= Jaeger's Ferry =

Jaeger's Ferry was a major river ferry at the Yuma Crossing of the Colorado River in the 1850s until 1862, 1 mile below Fort Yuma.

==Early history of the site==
Long a crossing point on the river, from the time of Juan Bautista de Anza it was used by Spaniards and later Mexicans, traveling from Sonora to Alta California and still later by American fur traders. During the California Gold Rush it was a major crossing on the Southern Emigrant Trail, with a ferry being established by A. L. Lincoln who later partnered with the Glanton Gang. After the Glanton Gang started hostilities with the local Quechan by destroying their rival ferry and killing some of them, they were in turn killed.

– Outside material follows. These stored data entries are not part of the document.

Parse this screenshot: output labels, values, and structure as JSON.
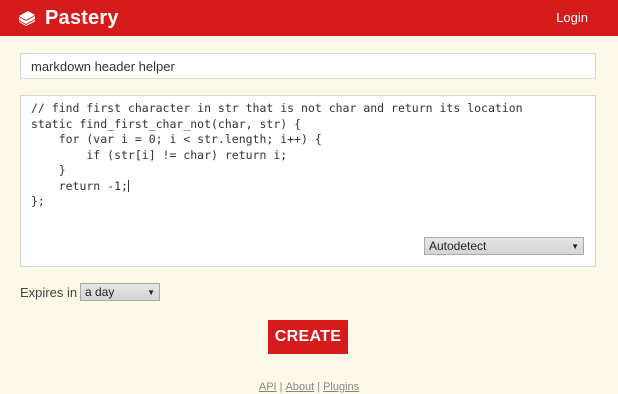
{
  "header": {
    "brand": "Pastery",
    "login": "Login",
    "brand_color": "#d51b1b"
  },
  "paste": {
    "title_value": "markdown header helper",
    "code_lines": [
      "// find first character in str that is not char and return its location",
      "static find_first_char_not(char, str) {",
      "    for (var i = 0; i < str.length; i++) {",
      "        if (str[i] != char) return i;",
      "    }",
      "    return -1;",
      "};"
    ],
    "language": "Autodetect"
  },
  "options": {
    "expires_label": "Expires in",
    "expires_value": "a day"
  },
  "actions": {
    "create_label": "CREATE"
  },
  "footer": {
    "links": [
      "API",
      "About",
      "Plugins"
    ],
    "separator": "|"
  },
  "icons": {
    "brand": "cake-slice-icon",
    "dropdown": "dropdown-arrow-icon"
  }
}
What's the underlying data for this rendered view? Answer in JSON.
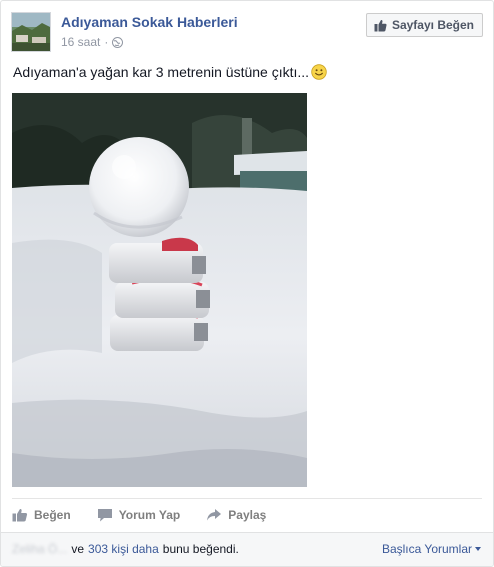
{
  "post": {
    "page_name": "Adıyaman Sokak Haberleri",
    "time": "16 saat",
    "separator": "·",
    "privacy_icon": "globe-icon",
    "like_page_label": "Sayfayı Beğen",
    "text": "Adıyaman'a yağan kar 3 metrenin üstüne çıktı...",
    "emoji": "smiley-emoji"
  },
  "actions": {
    "like_label": "Beğen",
    "comment_label": "Yorum Yap",
    "share_label": "Paylaş"
  },
  "footer": {
    "blurred_names": "Zeliha Ö...",
    "and_label": "ve",
    "likes_link": "303 kişi daha",
    "likes_suffix": "bunu beğendi.",
    "sort_label": "Başlıca Yorumlar"
  },
  "colors": {
    "brand_blue": "#3b5998",
    "muted_gray": "#9197a3",
    "action_gray": "#7f7f7f",
    "footer_bg": "#f6f7f8"
  }
}
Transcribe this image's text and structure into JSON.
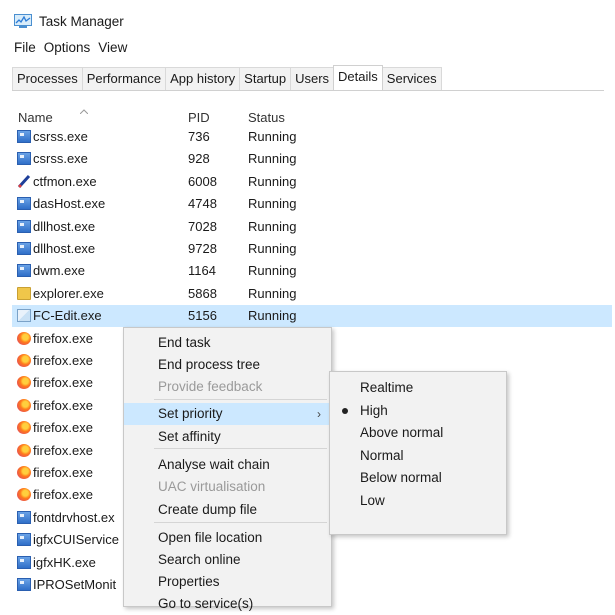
{
  "window": {
    "title": "Task Manager"
  },
  "menu": [
    "File",
    "Options",
    "View"
  ],
  "tabs": [
    "Processes",
    "Performance",
    "App history",
    "Startup",
    "Users",
    "Details",
    "Services"
  ],
  "active_tab": "Details",
  "columns": {
    "name": "Name",
    "pid": "PID",
    "status": "Status"
  },
  "rows": [
    {
      "name": "csrss.exe",
      "pid": "736",
      "status": "Running",
      "icon": "system-process-icon"
    },
    {
      "name": "csrss.exe",
      "pid": "928",
      "status": "Running",
      "icon": "system-process-icon"
    },
    {
      "name": "ctfmon.exe",
      "pid": "6008",
      "status": "Running",
      "icon": "pen-icon"
    },
    {
      "name": "dasHost.exe",
      "pid": "4748",
      "status": "Running",
      "icon": "system-process-icon"
    },
    {
      "name": "dllhost.exe",
      "pid": "7028",
      "status": "Running",
      "icon": "system-process-icon"
    },
    {
      "name": "dllhost.exe",
      "pid": "9728",
      "status": "Running",
      "icon": "system-process-icon"
    },
    {
      "name": "dwm.exe",
      "pid": "1164",
      "status": "Running",
      "icon": "system-process-icon"
    },
    {
      "name": "explorer.exe",
      "pid": "5868",
      "status": "Running",
      "icon": "folder-icon"
    },
    {
      "name": "FC-Edit.exe",
      "pid": "5156",
      "status": "Running",
      "icon": "image-icon"
    },
    {
      "name": "firefox.exe",
      "pid": "",
      "status": "",
      "icon": "firefox-icon"
    },
    {
      "name": "firefox.exe",
      "pid": "",
      "status": "",
      "icon": "firefox-icon"
    },
    {
      "name": "firefox.exe",
      "pid": "",
      "status": "",
      "icon": "firefox-icon"
    },
    {
      "name": "firefox.exe",
      "pid": "",
      "status": "",
      "icon": "firefox-icon"
    },
    {
      "name": "firefox.exe",
      "pid": "",
      "status": "",
      "icon": "firefox-icon"
    },
    {
      "name": "firefox.exe",
      "pid": "",
      "status": "",
      "icon": "firefox-icon"
    },
    {
      "name": "firefox.exe",
      "pid": "",
      "status": "",
      "icon": "firefox-icon"
    },
    {
      "name": "firefox.exe",
      "pid": "",
      "status": "",
      "icon": "firefox-icon"
    },
    {
      "name": "fontdrvhost.ex",
      "pid": "",
      "status": "",
      "icon": "system-process-icon"
    },
    {
      "name": "igfxCUIService",
      "pid": "",
      "status": "",
      "icon": "system-process-icon"
    },
    {
      "name": "igfxHK.exe",
      "pid": "",
      "status": "",
      "icon": "system-process-icon"
    },
    {
      "name": "IPROSetMonit",
      "pid": "",
      "status": "",
      "icon": "system-process-icon"
    }
  ],
  "selected_row_index": 8,
  "context_menu": {
    "items": [
      {
        "label": "End task",
        "disabled": false
      },
      {
        "label": "End process tree",
        "disabled": false
      },
      {
        "label": "Provide feedback",
        "disabled": true
      },
      {
        "label": "Set priority",
        "disabled": false,
        "submenu": true
      },
      {
        "label": "Set affinity",
        "disabled": false
      },
      {
        "label": "Analyse wait chain",
        "disabled": false
      },
      {
        "label": "UAC virtualisation",
        "disabled": true
      },
      {
        "label": "Create dump file",
        "disabled": false
      },
      {
        "label": "Open file location",
        "disabled": false
      },
      {
        "label": "Search online",
        "disabled": false
      },
      {
        "label": "Properties",
        "disabled": false
      },
      {
        "label": "Go to service(s)",
        "disabled": false
      }
    ],
    "highlighted": "Set priority",
    "submenu_arrow": "›"
  },
  "priority_submenu": {
    "items": [
      "Realtime",
      "High",
      "Above normal",
      "Normal",
      "Below normal",
      "Low"
    ],
    "selected": "High"
  },
  "colors": {
    "selection": "#cce8ff",
    "menu_bg": "#f2f2f2",
    "disabled_text": "#9a9a9a"
  }
}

Upon hearing the news of the Glanton Massacre, George Alonzo Johnson with some of his fellow sailors came from San Francisco to rebuild the ferry, building a stockade to protect their camp from the Quechan. The hapless California Militia of the Gila Expedition took shelter from the Quechan in the stockade for a time before straggling back to the west coast.

==Jaeger's Ferry==
After the Army arrived and built Fort Yuma, the ferry was purchased by L. J. F. Jaeger and his partner from Johnson and his partners. Jaeger developed the ferry that could carry a wagon and team of horses between the California and Arizona shores. Jaeger later built a store and hotel on the north bank, in California, calling it Jaeger City. Across the river he purchased a lot in Colorado City for the price of ferrying its surveying party across the river. In 1858 the ferry became the crossing point of the Butterfield Overland Mail and Jaeger City became the location of its stage station and its local district office. In the Great Flood of 1862, the ferry, Jaeger City and Colorado City were destroyed by the flooding of the Colorado River.